In 3 Sent., d. 39, q. 1, a. 2, sol. 1; In Matth., c. 5

Pare che il giuramento, in quanto cosa utile e buona, debba essere voluto e praticato spesso.

Infatti:

1. Il giuramento è un atto di latria come il voto.

Ma compiere una cosa per voto è più lodevole e più meritorio, poiché il voto, come sopra [ q. 88, a. 5 ] si è visto, è un atto di latria.

Quindi per lo stesso motivo fare o dire qualcosa con giuramento è un'azione più lodevole.

E così il giuramento va desiderato come una cosa buona per se stessa.

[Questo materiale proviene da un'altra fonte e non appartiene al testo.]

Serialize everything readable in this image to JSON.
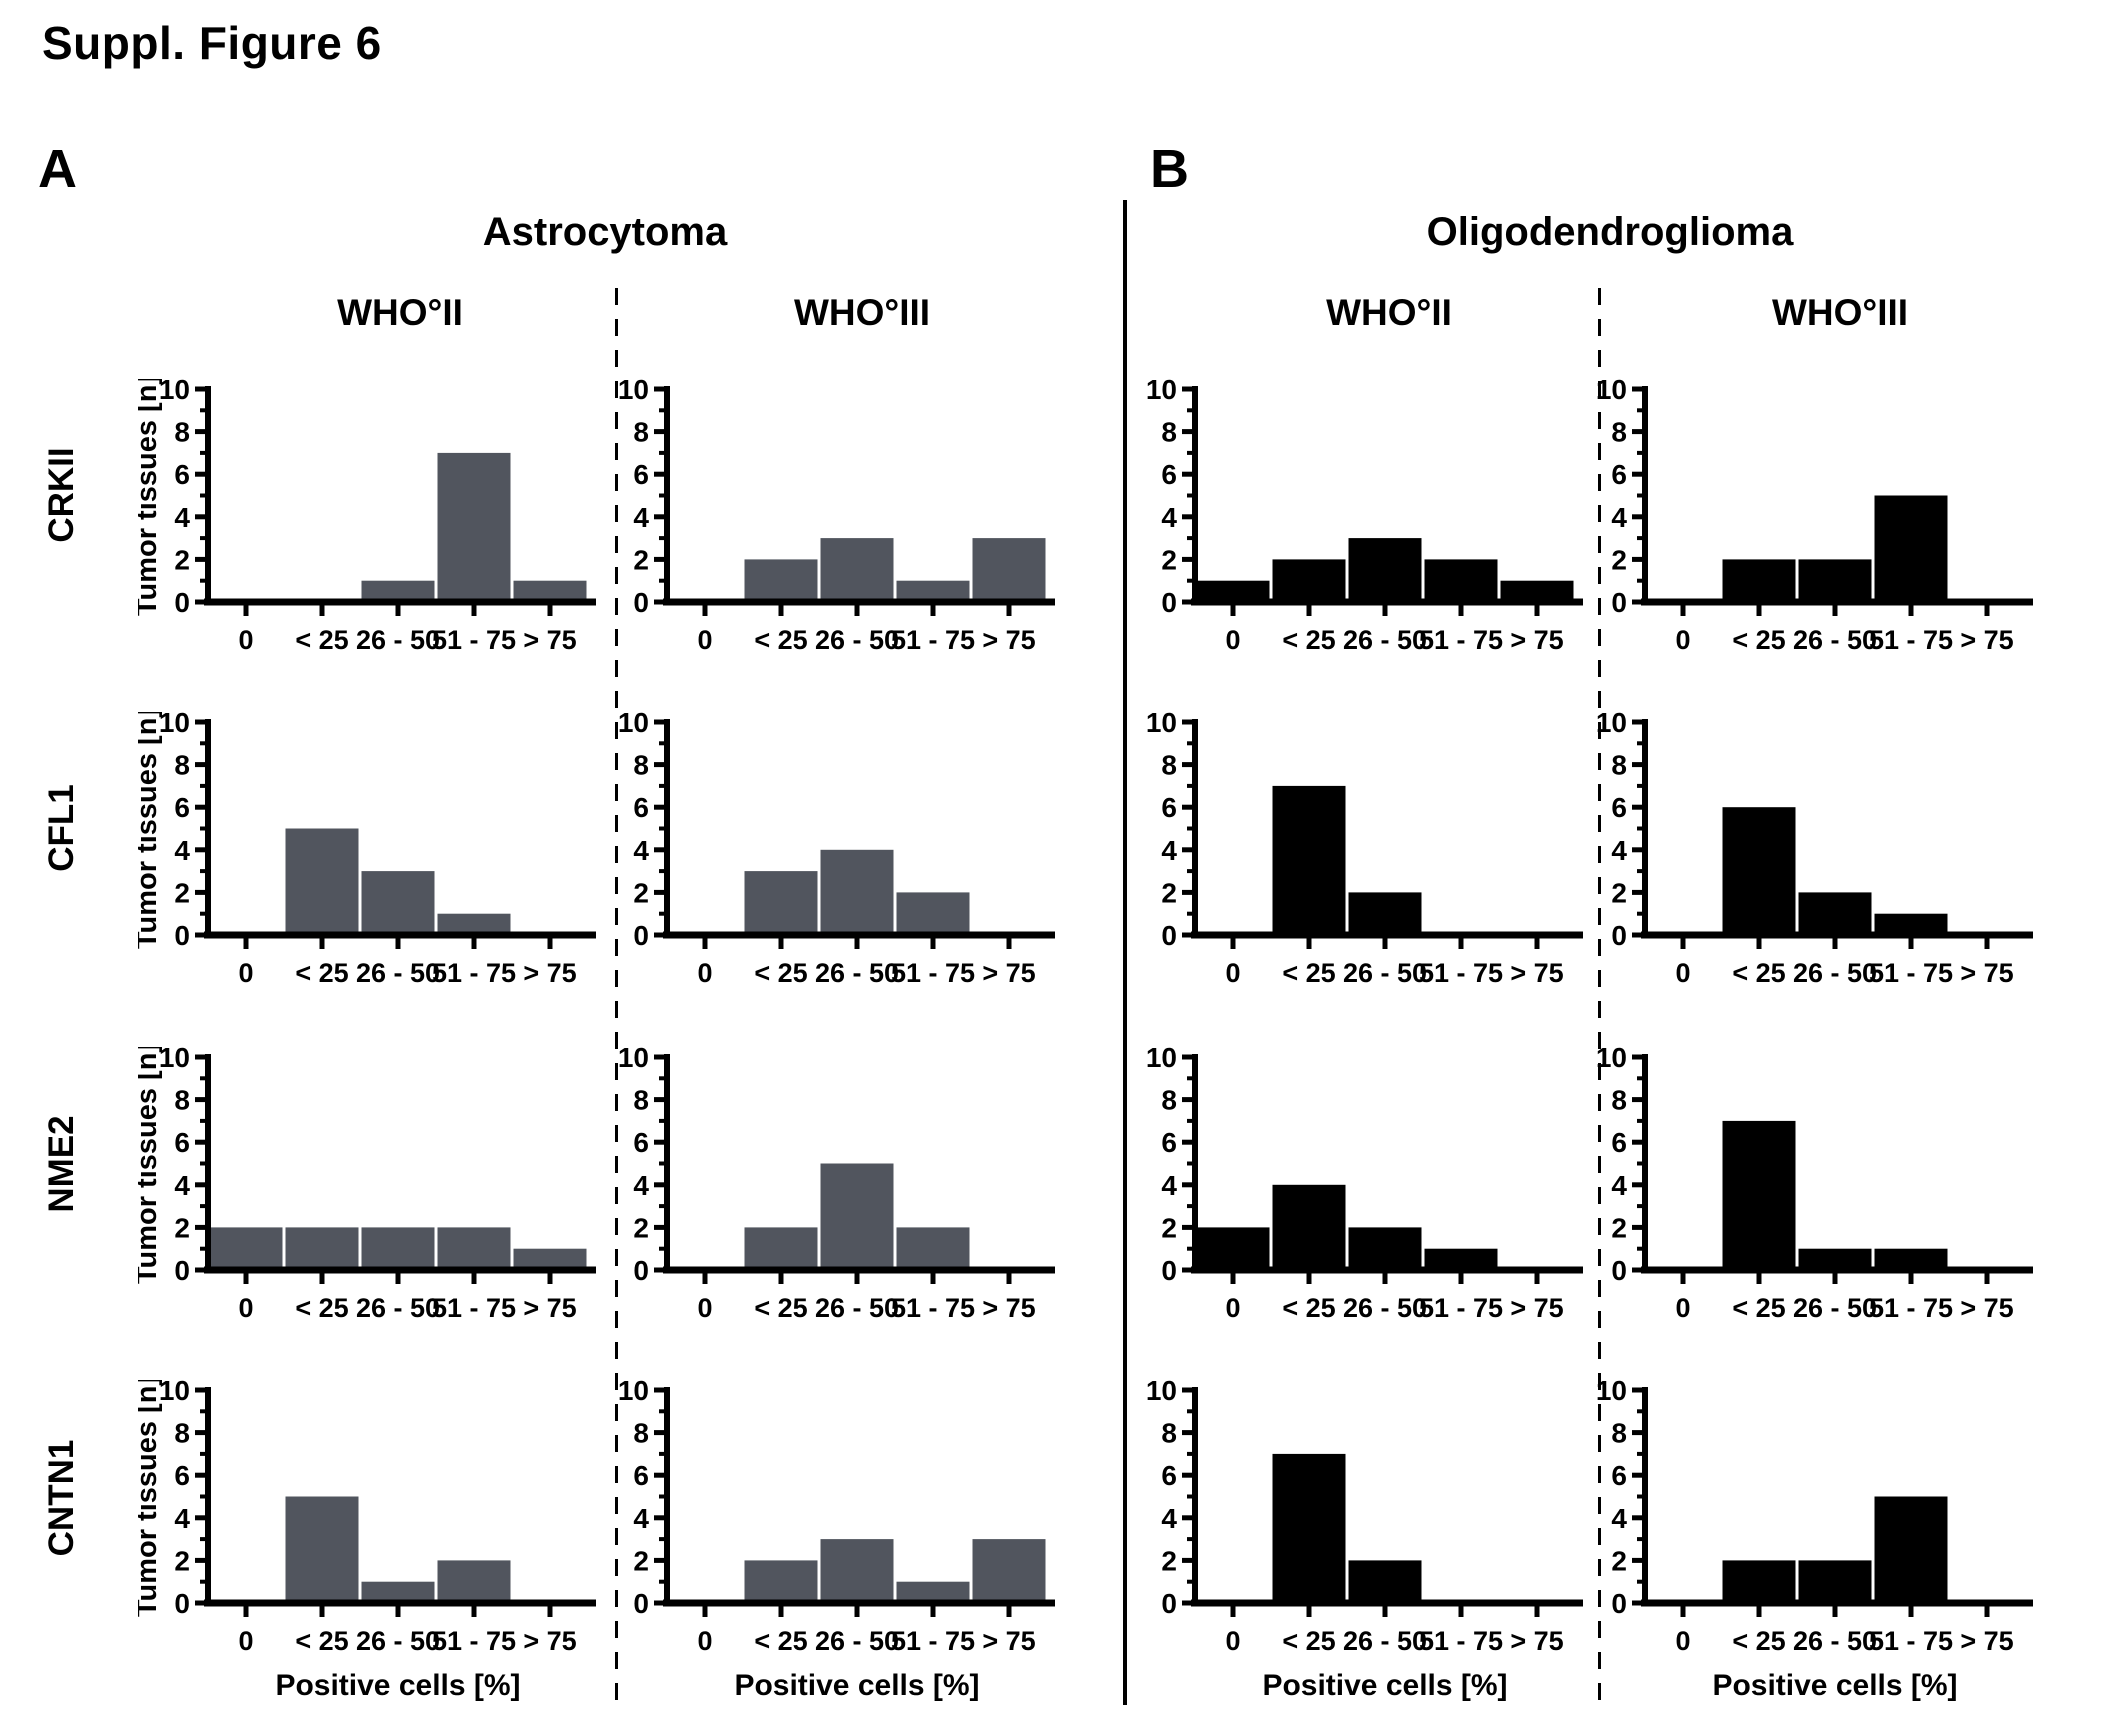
{
  "figure": {
    "title": "Suppl. Figure 6"
  },
  "panels": [
    {
      "label": "A",
      "title": "Astrocytoma",
      "columns": [
        "WHO°II",
        "WHO°III"
      ],
      "bar_color": "#51555e"
    },
    {
      "label": "B",
      "title": "Oligodendroglioma",
      "columns": [
        "WHO°II",
        "WHO°III"
      ],
      "bar_color": "#000000"
    }
  ],
  "rows": [
    "CRKII",
    "CFL1",
    "NME2",
    "CNTN1"
  ],
  "chart_data": {
    "type": "bar",
    "categories": [
      "0",
      "< 25",
      "26 - 50",
      "51 - 75",
      "> 75"
    ],
    "xlabel": "Positive cells [%]",
    "ylabel": "Tumor tissues [n]",
    "ylim": [
      0,
      10
    ],
    "y_ticks": [
      0,
      2,
      4,
      6,
      8,
      10
    ],
    "y_minor_ticks": [
      1,
      3,
      5,
      7,
      9
    ],
    "grid": false,
    "legend": "none",
    "charts": [
      {
        "row": "CRKII",
        "panel": "Astrocytoma",
        "grade": "WHO°II",
        "values": [
          0,
          0,
          1,
          7,
          1
        ]
      },
      {
        "row": "CRKII",
        "panel": "Astrocytoma",
        "grade": "WHO°III",
        "values": [
          0,
          2,
          3,
          1,
          3
        ]
      },
      {
        "row": "CRKII",
        "panel": "Oligodendroglioma",
        "grade": "WHO°II",
        "values": [
          1,
          2,
          3,
          2,
          1
        ]
      },
      {
        "row": "CRKII",
        "panel": "Oligodendroglioma",
        "grade": "WHO°III",
        "values": [
          0,
          2,
          2,
          5,
          0
        ]
      },
      {
        "row": "CFL1",
        "panel": "Astrocytoma",
        "grade": "WHO°II",
        "values": [
          0,
          5,
          3,
          1,
          0
        ]
      },
      {
        "row": "CFL1",
        "panel": "Astrocytoma",
        "grade": "WHO°III",
        "values": [
          0,
          3,
          4,
          2,
          0
        ]
      },
      {
        "row": "CFL1",
        "panel": "Oligodendroglioma",
        "grade": "WHO°II",
        "values": [
          0,
          7,
          2,
          0,
          0
        ]
      },
      {
        "row": "CFL1",
        "panel": "Oligodendroglioma",
        "grade": "WHO°III",
        "values": [
          0,
          6,
          2,
          1,
          0
        ]
      },
      {
        "row": "NME2",
        "panel": "Astrocytoma",
        "grade": "WHO°II",
        "values": [
          2,
          2,
          2,
          2,
          1
        ]
      },
      {
        "row": "NME2",
        "panel": "Astrocytoma",
        "grade": "WHO°III",
        "values": [
          0,
          2,
          5,
          2,
          0
        ]
      },
      {
        "row": "NME2",
        "panel": "Oligodendroglioma",
        "grade": "WHO°II",
        "values": [
          2,
          4,
          2,
          1,
          0
        ]
      },
      {
        "row": "NME2",
        "panel": "Oligodendroglioma",
        "grade": "WHO°III",
        "values": [
          0,
          7,
          1,
          1,
          0
        ]
      },
      {
        "row": "CNTN1",
        "panel": "Astrocytoma",
        "grade": "WHO°II",
        "values": [
          0,
          5,
          1,
          2,
          0
        ]
      },
      {
        "row": "CNTN1",
        "panel": "Astrocytoma",
        "grade": "WHO°III",
        "values": [
          0,
          2,
          3,
          1,
          3
        ]
      },
      {
        "row": "CNTN1",
        "panel": "Oligodendroglioma",
        "grade": "WHO°II",
        "values": [
          0,
          7,
          2,
          0,
          0
        ]
      },
      {
        "row": "CNTN1",
        "panel": "Oligodendroglioma",
        "grade": "WHO°III",
        "values": [
          0,
          2,
          2,
          5,
          0
        ]
      }
    ]
  }
}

2. S. Girolamo [ In Mt 1, su 5,34ss ] insegna che « chi giura, o venera o ama la persona per cui giura ».

Ma la venerazione e l'amore di Dio vanno ricercate come cose buone per se stesse.

Perciò anche il giuramento confermi quanto egli dice è una cosa buona.

Quindi il giuramento va desiderato come un bene.

In contrario:

Sta scritto [ Sir 23,11 ]: « Un uomo dai molti giuramenti si riempie di iniquità ».

E S. Agostino [ De mendacio 15.26 ] insegna che il precetto del Signore che proibisce il giuramento « è stato posto affinché da parte tua non cerchi e non desideri il giuramento quasi con una certa compiacenza ».

Dimostrazione:

Quanto viene cercato al solo scopo di ovviare a un difetto va enumerato non tra le cose da desiderare per se stesse, ma tra quelle necessarie: come è evidente nel caso della medicina, che viene cercata per far fronte alla malattia.

Ora, il giuramento viene desiderato per ovviare a un difetto, cioè alla mancanza di fiducia di un uomo verso l'altro.

Per cui esso va considerato non tra le cose da desiderarsi per se stesse, ma tra quelle necessarie alla vita, e di cui abusa chiunque se ne serve fuori dei casi di necessità.

Da cui le parole di S. Agostino [ De serm. Dom. in monte 1,17.51 ]: « Chi capisce che il giuramento non fa parte del bene », cioè delle cose per se stesse desiderabili, « ma del necessario, per quanto può se ne astiene, così da usarlo solo se costretto dalla necessità ».

Analisi delle obiezioni:

1. Il caso del voto è diverso da quello del giuramento.

Col voto infatti ordiniamo un'opera a onorare Dio, per cui essa diventa un atto di religione.

Nel giuramento invece l'onore del nome di Dio viene usato per confermare una promessa.

Quindi ciò che viene così confermato non diventa per questo un atto di religione: poiché le azioni morali vengono specificate dal fine.

2. Chi giura fa uso della venerazione o dell'amore verso la persona per cui giura: egli però non ordina il giuramento a venerarla o ad amarla, ma ad altre cose necessarie per la vita presente.

3. Come la medicina, pur essendo utile per guarire, tuttavia è tanto più dannosa quanto più è energica, se viene presa senza motivo, così il giuramento, pur essendo utile per confermare, quanto più è degno di rispetto tanto più è pericoloso, se viene usato senza necessità.

Poiché, come dice l'Ecclesiastico [ Sir 23,11 ], « se uno manca », ingannando cioè il proprio fratello, « il suo peccato è su di lui, e se dissimula », giurando cioè il falso, « pecca due volte », poiché « la giustizia simulata è un'iniquità duplicata », come dice S. Agostino [ Enarr. in Ps 63, 7 ]; « e se giura invano », cioè senza giusto motivo e necessità, « non sarà giustificato ».